A move to Seattle led to a job at Ironwood Studio, and Edwardson’s love for producing promptly became a full-fledged passion. Once Ironwood’s tutelage germinated, he moved back to California and found a Redding home with a suitable basement out of which he could do all the recording the tiny space would allow.
“It got pretty claustrophobic in there,” he laughs, remembering how cramped it could be with musicians, instruments and equipment all vying for space – and air. “I started going crazy and knew I had to find a different space.” Edwardson kept an eye out, knowing he wanted to base his studio downtown. A ‘For Lease’ sign appeared on one of his favorite buildings, and he soon found himself with 1,600 square feet and an encouraging landlord.
The clever universe next connected Edwardson with Timothy Garrison, an accomplished acoustician living in the North State. Garrison has designed amphitheaters, studios and stadiums and knows how to build a space that looks as good as it sounds. He and Edwardson tackled the daunting task of marrying vision and science, and after 15 revisions, the blueprints were complete and the work began. On April 1, 2009, The Soundhouse was open and ready to record.
Before you even enter the building you’re treated to a window gallery of local art, an inspired use of space courtesy of Edwardson’s wife, Meghan. Marley the dog greets you as you enter, where to the right, Edwardson’s control room supplies Trident’s 24-channel 8t Series console (also known as “buttons and dials” for those of us uninformed in such matters). The control room is Edwardson’s blank canvas.
Through thick walls built with an inch of space between them, the sounds of Tehama Street are impressively hushed and you’re met by the main live room. Everything is curved - walls meet in curves instead of corners, and the ceiling curves up into itself, all according to Garrison’s masterful distribution of sound. The room is tastefully lush, with rich red rugs and a glossy black grand piano waiting patiently to be played.

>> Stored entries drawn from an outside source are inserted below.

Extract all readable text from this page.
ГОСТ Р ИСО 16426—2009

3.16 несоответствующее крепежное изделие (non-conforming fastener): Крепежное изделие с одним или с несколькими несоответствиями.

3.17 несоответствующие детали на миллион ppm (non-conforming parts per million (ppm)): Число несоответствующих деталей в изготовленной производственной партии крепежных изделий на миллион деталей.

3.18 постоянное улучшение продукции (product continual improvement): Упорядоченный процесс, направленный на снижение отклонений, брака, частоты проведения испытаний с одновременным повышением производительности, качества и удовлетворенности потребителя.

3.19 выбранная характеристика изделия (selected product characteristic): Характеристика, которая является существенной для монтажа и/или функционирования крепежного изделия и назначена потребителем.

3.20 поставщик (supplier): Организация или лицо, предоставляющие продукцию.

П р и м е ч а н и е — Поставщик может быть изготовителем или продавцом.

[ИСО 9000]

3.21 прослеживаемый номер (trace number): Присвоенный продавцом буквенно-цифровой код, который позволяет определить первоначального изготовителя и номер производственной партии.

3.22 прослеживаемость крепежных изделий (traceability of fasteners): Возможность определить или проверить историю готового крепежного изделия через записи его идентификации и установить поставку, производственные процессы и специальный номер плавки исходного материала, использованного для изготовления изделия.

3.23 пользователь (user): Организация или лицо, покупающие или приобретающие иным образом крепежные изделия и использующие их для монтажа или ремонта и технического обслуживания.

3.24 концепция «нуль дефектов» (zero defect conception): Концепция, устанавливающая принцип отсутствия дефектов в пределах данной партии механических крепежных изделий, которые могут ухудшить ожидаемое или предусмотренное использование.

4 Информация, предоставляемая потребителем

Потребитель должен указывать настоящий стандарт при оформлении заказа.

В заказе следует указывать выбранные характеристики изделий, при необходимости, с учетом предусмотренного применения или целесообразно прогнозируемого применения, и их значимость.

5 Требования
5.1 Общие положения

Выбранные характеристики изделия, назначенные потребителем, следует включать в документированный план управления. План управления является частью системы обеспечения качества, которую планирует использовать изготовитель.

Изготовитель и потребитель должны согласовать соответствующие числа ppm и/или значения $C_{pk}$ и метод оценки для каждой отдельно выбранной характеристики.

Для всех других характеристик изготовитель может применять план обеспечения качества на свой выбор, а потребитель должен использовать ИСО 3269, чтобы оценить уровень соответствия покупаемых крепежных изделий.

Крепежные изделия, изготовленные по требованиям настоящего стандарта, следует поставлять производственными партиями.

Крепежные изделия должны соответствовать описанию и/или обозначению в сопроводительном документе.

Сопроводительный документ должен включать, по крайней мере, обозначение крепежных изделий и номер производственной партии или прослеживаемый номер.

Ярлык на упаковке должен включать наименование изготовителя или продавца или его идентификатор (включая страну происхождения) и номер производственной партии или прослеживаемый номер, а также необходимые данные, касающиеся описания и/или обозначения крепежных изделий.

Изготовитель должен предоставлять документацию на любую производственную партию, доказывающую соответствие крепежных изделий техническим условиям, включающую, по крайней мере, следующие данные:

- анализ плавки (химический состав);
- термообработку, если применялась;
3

“I want people to feel comfortable here,” Edwardson says. “I want to give it a lively feel.”
There are smaller live rooms for vocalists or a single instrumentalist, and a large window offers a view to the control room – a far cry from Edwardson’s basement days of producing in a repurposed closet and using walkie-talkies to communicate with the musicians.
Edwardson loves his space; he can fully focus on producing without being stalled by space constraints. While he has his preference of music styles, he’s eager to throw himself into different genres when tasked with a recording outside his usual domains. It’s a research component of the creative process that he relishes. He especially enjoys working with “green” musicians who are still sorting out their sound.
“One my favorite things about producing is hearing the dreams of musicians and drawing their greatness out of them,” Edwardson says. The Soundhouse is presently producing the music of Kings, a Seattle-based band, and has hosted multiplatinum artists such as Third Day and Brandon Heath. Edwardson has also worked with Florida-based musician Dave Fitzgerald and Canadian Idol finalist Amberly Theissen, as well as Redding native Wesley Jensen.
Edwardson hopes to connect with more local musicians. Beginning and well-established artists alike are encouraged to make music in The Soundhouse, and all styles are welcome.
“I’ve been to elite studios that were really ‘closed door’,” Edwardson explains. “I like the idea of the start-up band coming here and making a really sweet record.”